- А... Лунц...
Фамилию эту я тут же забыл, а теперь реконструирую по контексту. Запомнил, что она произнесла ее и не стала возражать. Правда, ничего и не добавила.
Они были настоящими врачами, докторами в традиционном смысле этого слова. Я думаю, что благодаря им и таким, как они, меня и оставили в институте, дали прийти в себя и оглядеться... Мне даже кажется (хоть они мне об этом не говорили), что они пытались спасти меня от Лубянки и ее последствий, но им это не удалось. Помню разговор с Пашей Ильиничной сразу после того, как было принято судьбоносное решение считать меня вменяемым, то есть вернуть на Лубянку. Она вызвала меня в свой кабинет, сообщила об этом решении (что тоже вроде не полагалось) и начала утешать - убеждать, что это если и не к лучшему, то и не к худшему. Что в психбольнице, рядом с подлинно больными, при отношении ко мне как к одному из них (что так или иначе отразилось бы на отношении к моим мыслям, стихам и высказываниям), мне было бы совсем не так легко. И этот хвост тянулся бы за мной повсюду, ибо "наш приговор неотменимей судебного, он - навсегда". Держалась она очень хорошо, но чувствовалось, что и она тоже подавлена.

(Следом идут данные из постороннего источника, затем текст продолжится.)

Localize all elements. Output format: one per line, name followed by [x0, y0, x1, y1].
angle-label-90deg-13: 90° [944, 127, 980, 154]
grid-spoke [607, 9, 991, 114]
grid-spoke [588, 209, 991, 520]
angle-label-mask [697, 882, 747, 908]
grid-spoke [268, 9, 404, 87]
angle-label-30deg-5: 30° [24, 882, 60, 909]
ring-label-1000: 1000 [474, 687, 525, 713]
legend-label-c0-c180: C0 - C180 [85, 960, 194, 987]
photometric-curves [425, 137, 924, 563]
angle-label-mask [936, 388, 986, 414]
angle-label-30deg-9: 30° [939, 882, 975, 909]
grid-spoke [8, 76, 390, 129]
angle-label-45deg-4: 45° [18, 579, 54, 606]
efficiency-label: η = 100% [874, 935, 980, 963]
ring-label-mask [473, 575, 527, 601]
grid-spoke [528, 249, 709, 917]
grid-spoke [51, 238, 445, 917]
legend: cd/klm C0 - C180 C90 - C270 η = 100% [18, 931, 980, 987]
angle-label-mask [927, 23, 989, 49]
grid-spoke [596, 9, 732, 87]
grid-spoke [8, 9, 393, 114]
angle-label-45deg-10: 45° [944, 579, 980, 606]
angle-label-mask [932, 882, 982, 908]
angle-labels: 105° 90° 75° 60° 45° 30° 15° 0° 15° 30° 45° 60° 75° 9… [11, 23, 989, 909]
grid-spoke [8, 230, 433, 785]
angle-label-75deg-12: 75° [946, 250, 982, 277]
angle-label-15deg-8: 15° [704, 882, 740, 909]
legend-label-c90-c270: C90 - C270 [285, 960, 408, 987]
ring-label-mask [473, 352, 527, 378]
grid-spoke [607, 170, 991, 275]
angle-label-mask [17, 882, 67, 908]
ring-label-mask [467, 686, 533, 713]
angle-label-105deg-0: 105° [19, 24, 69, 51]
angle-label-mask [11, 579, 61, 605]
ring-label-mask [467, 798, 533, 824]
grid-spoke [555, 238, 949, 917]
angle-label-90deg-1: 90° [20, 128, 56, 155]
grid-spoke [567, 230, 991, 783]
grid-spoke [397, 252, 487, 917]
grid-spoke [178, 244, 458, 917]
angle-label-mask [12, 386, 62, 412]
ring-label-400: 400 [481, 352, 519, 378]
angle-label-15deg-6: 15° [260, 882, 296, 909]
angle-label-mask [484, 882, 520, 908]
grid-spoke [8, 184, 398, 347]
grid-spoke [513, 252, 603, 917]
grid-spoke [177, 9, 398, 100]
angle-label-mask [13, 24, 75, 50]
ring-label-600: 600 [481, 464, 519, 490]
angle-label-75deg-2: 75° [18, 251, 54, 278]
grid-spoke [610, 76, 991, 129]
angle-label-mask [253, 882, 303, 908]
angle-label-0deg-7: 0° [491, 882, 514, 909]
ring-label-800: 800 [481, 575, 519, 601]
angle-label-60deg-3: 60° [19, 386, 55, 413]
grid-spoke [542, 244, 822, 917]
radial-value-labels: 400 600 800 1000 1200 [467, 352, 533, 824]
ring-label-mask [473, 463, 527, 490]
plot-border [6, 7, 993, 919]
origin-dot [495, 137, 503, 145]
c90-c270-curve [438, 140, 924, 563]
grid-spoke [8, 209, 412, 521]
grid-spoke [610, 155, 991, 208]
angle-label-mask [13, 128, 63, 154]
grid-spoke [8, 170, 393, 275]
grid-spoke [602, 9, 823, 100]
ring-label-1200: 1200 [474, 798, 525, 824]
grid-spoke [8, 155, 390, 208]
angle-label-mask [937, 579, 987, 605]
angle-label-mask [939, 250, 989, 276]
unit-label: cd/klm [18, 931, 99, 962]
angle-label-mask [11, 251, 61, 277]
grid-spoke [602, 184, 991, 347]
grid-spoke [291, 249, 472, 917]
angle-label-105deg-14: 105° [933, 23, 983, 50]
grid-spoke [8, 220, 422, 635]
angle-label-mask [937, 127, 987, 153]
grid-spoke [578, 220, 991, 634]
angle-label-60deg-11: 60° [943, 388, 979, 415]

Однако мы прервались на том, что милая женщина (сестра или санитарка) впервые привела меня в отделение. Мне здесь сразу понравилось. В отличие от тюремных камер двери палат были всегда открыты, и можно было свободно передвигаться по всему отделению, разговаривать с кем угодно. В палате, где меня поселили, жило еще три человека. Как ни странно, я не запомнил почти никого из них по имени. Об одном из них не могу сейчас почти ничего сказать конкретного, хоть вижу его перед глазами. Он худощав, лицо умное, доброе, простое, вызывающее доверие. Мы сидим на его кровати и разговариваем о чем-то серьезном. Но как звали, за что арестовали, о чем мы с ним говорили - испарилось.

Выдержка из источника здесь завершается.